Prince Edward Island is the smallest province in Canada that features the most beautiful sunsets and beaches and is the proud home to the Confederation Centre Of The Arts. The design for this building was chosen from internationally-distinguished architects that included 47 submissions. The architect chosen was Dimitri Dimakopoulos and Georg Izenour the theatre designer.
The Confederation Centre Of The Arts which was formally known as the Fathers Of Confederation Centre Of The Arts, Charlottetown, PEI is a complex that was opened by a declaration from Queen Elizabeth II on the 6 October 1964. The first director for the Confederation Centre was James Mavor Moore.
Theatre Specifications And The Design
The centre holds 1,102 seats in the Homburg Theatre, the Mackenzie Theatre, 2 studio theatres, a museum and art gallery, different libraries as well as a stunning restaurant that overlooks the sculpture court along with the 18 square metres Memorial Hall.
The Homburg Theatre
This theatre features a proscenium stage that is permanent, however the auditorium is flexible. The mobile ceilings and wall panels baffle the acoustic modification permits. Other modifications include that the first 5 rows of the seats featured in the orchestra section can be moved to accommodate a thrust-stage. The sound along with lighting renovations was upgraded in 2007.
The Mackenzie Theatre
This cabaret-style theater holds 200 seats and was formerly known as the Capitol Theatre. This theatre has been around since 1974 and is still used today for the smaller productions.

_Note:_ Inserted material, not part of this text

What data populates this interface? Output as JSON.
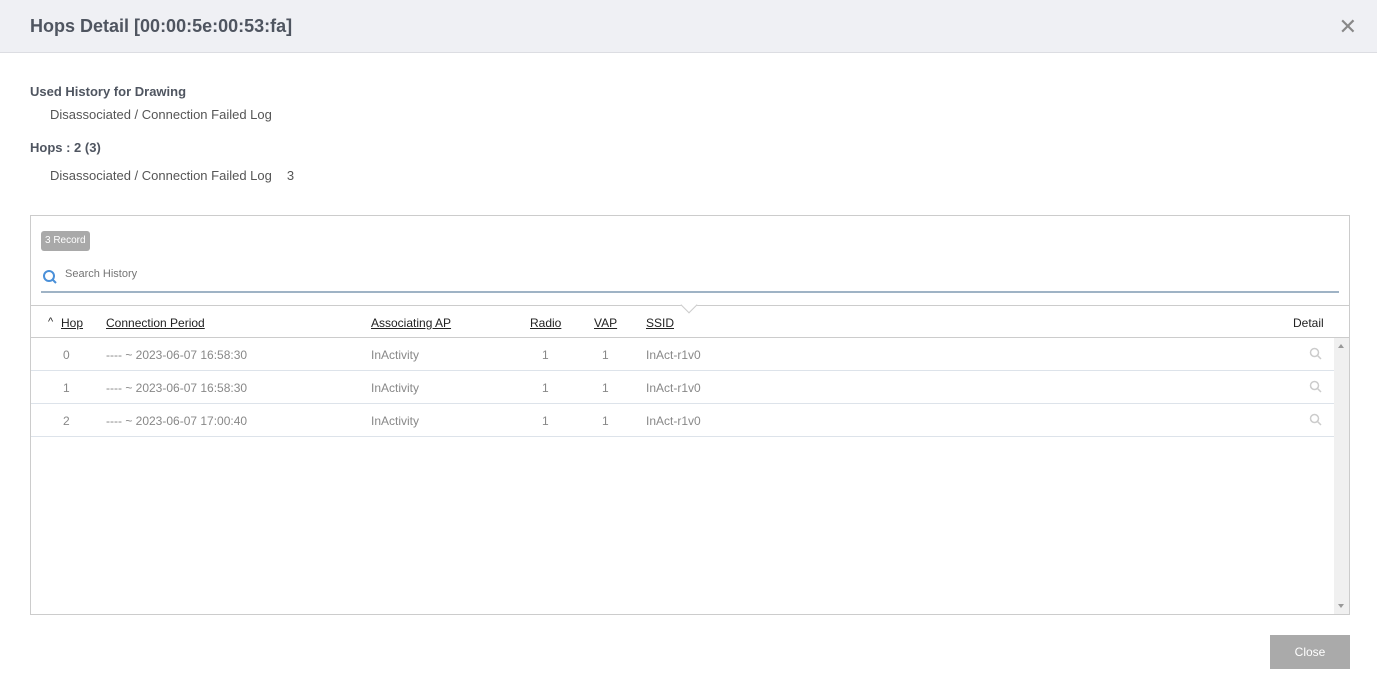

Funding For Confederation Centre Of The Arts
Similar to the National Arts Centre, the CCA (Confederation Centre Of The Arts) was federally chartered. The cost of the centre amounted to $5.6 million which of this amount $2.8 million was contributed by the federal government and the provinces $0.15 per a capita. This centre belongs to Canada and Prince Edward Island is the custodian. However, in the begining no financial provisions were in place for the operation and upkeep and by the year 1975 the centre carried a deficit amounting to $600,000 and was in need of repairs of around $1 million. This deficit was lessened by an operating federal grant to the amount of $800,000 in the year 1976 and a further $900,000 in the year 1977. In the year 1978, the government gave the centre a capital grant that involved $1.25 million for three years to accommodate repairs and renovations.
The Charlottetown Festival
The Charlottetown Festival is held each year at this centre and first began in the year 1965. This particular festival is devoted to the Canadian musical theatre and features Anne of Green Gables the Musical as the mainstay production.
The Confederation Centre Of The Arts has also featured performances by the Forever Plaid, Guys and Dolls, the musical Emily a world-premiere performance and the Ballad of Stompin Tom. Other performances included Oscar Peterson, the Canadian Opera Company, the Harlem Gospel Choir, the Royal Winnipeg Ballet, Les Feux Follets, Les Grands Ballets Canadiens, Maynard Ferguson, the National Ballet, David Clayton-Thomas, the National Youth Orchestra, Blue Rodeo, the Toronto Symphony, the Barenaked Ladies, the Atlantic Symphony Orchestra, Lois Marshall, the Prince Edward Island Symphony Orchestra, and Maureen Forrester.
This centre was also the sponsor for the Confederation Songwriting Competition in the year 1988 that inspired the words for the theme song used for the 125th anniversary for the Charlottetown Conference along with the 25th anniversary for the Confederation Centre Of The Arts. The song that won was known as One Canada by a man by the name of Stuart Peterson from Toronto.